Health care costs tend to mount quickly to staggering amounts, so many employees are hopeful that their employer will provide them with health insurance coverage. There is no universal rule that an employer must provide this coverage, although the Affordable Care Act requires employers of a certain size to pay a penalty if they do not provide health insurance. However, many companies that are not technically required to provide health insurance to their employees choose to provide it as a way of attracting superior talent. Over 80 percent of employees in the U.S. have the option to receive coverage through their employers.
If you receive health insurance through an employer that has 20 or more employees, you will be able to continue receiving it after you leave that employer in most situations. This is true regardless of whether the employer or the employee terminates the employment relationship.
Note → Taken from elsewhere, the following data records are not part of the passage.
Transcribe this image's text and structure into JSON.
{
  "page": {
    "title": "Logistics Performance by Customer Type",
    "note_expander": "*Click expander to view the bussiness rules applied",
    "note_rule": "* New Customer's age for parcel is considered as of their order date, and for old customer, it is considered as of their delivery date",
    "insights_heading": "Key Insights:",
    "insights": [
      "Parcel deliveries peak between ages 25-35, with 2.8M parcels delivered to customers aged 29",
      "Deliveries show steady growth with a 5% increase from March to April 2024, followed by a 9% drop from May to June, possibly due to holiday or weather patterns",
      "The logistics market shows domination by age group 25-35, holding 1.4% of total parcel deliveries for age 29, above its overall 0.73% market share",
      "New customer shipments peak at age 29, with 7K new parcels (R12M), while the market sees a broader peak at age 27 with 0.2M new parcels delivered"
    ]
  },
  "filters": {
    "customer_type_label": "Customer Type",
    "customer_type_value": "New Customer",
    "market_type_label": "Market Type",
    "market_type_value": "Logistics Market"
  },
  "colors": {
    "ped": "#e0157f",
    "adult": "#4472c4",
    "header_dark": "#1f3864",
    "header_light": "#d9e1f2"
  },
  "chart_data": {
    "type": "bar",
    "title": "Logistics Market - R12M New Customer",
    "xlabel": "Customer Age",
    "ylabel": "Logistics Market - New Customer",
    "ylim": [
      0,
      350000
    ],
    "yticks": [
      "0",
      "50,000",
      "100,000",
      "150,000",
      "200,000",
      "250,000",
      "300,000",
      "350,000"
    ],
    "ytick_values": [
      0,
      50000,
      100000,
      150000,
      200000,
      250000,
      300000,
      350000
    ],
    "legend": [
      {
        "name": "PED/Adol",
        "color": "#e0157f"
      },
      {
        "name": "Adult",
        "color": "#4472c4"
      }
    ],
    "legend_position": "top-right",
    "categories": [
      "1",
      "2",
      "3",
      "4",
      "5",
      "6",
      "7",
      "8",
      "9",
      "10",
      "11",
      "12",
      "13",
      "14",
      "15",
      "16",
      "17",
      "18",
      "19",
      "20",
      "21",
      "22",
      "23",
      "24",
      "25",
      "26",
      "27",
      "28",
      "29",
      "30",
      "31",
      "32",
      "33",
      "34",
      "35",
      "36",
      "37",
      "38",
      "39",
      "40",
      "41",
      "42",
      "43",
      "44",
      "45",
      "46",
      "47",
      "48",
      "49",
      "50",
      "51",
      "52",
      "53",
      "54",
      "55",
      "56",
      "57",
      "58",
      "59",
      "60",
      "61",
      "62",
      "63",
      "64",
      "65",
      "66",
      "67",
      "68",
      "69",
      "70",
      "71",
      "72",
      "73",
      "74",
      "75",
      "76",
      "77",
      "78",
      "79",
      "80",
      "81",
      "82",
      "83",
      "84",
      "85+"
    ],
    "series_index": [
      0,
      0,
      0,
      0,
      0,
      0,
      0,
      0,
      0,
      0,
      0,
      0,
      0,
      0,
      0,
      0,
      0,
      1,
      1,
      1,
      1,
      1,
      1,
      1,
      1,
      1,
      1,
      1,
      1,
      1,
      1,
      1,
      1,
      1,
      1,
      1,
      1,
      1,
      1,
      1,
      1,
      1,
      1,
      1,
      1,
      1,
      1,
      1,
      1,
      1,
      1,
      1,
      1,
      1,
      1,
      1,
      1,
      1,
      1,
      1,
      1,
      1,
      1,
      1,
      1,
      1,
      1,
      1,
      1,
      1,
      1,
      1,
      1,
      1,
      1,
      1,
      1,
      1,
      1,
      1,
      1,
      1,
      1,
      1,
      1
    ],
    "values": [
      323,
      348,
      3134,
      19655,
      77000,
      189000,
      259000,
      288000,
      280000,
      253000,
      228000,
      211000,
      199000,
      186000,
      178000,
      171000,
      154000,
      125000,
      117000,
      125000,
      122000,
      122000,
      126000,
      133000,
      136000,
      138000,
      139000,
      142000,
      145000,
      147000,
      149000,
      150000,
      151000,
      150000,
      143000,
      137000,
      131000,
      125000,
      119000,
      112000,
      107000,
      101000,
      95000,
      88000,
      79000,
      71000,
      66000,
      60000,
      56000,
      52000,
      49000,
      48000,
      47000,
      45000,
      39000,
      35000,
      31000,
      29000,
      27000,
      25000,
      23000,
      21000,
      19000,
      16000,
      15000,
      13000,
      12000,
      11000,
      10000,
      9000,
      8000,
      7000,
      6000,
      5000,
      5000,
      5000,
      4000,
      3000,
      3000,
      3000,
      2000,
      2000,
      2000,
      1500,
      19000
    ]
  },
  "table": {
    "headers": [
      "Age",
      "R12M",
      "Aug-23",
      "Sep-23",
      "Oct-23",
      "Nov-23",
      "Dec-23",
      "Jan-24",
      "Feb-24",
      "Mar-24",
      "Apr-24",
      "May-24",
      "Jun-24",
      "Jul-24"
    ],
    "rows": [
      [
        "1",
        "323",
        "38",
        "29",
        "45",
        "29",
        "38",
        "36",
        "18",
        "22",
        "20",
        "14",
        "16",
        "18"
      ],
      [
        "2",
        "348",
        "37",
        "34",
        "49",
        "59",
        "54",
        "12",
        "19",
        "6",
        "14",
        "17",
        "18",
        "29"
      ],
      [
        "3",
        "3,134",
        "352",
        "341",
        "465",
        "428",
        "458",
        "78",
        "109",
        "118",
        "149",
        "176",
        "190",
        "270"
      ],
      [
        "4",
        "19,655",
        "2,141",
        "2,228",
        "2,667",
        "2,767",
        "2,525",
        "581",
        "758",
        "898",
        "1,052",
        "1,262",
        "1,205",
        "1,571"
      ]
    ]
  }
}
You will need to pay the full amount of the premium to stay enrolled in the plan. An exception applies to employees who are fired for gross misconduct, who do not have a right to stay in the plan.
Protections Under the Affordable Care Act
If an employer has 50 or more full-time employees, they must provide health insurance coverage to at least 95 percent of those employees to avoid paying a penalty. This rule provides a strong incentive to covered employers, since the penalty will cost them thousands of dollars for each employee who does not have coverage. Any coverage provided by the employer also must meet certain requirements regarding its scope and cost. Children of an employee who are under 26 years old must be covered by the employer’s plan, but spouses do not need to be covered. Adopted children are covered, but stepchildren and foster children are not.
The Affordable Care Act does not provide employees with a right to demand that an employer provide health insurance coverage. An employer simply has a choice between providing coverage or paying the penalty to the IRS.
When Employers Must Provide Health Insurance
Sometimes an employer will specifically state in an employment contract or a collective bargaining agreement that it agrees to provide health insurance to an employee. It has an obligation to honor that commitment, even though the law does not require it to provide health insurance. Otherwise, an employee can sue the employer to enforce the contract.
Employers are not allowed to discriminate against employees based on certain protected traits, such as race, sex, national origin, religion, age, and disability. Anti-discrimination laws apply to all of the terms and conditions of employment. Thus, if an employer chooses to provide health insurance to many employees but excludes employees in a protected group, they have a right to demand health insurance or sue the employer for discrimination.
Also, the Health Insurance Portability and Accountability Act (HIPAA) requires employers to offer group health insurance to all employees who are similarly situated. A full-time employee may be situated differently from a part-time employee, or someone in one state may be situated differently from someone in another state. Other distinctions may relate to seniority or position. An employer can draw distinctions between groups of employees based on bona fide employment classifications, but it must treat all of the employees in a certain classification in the same way. The employer cannot create arbitrary classifications for the purpose of withholding coverage from some employees.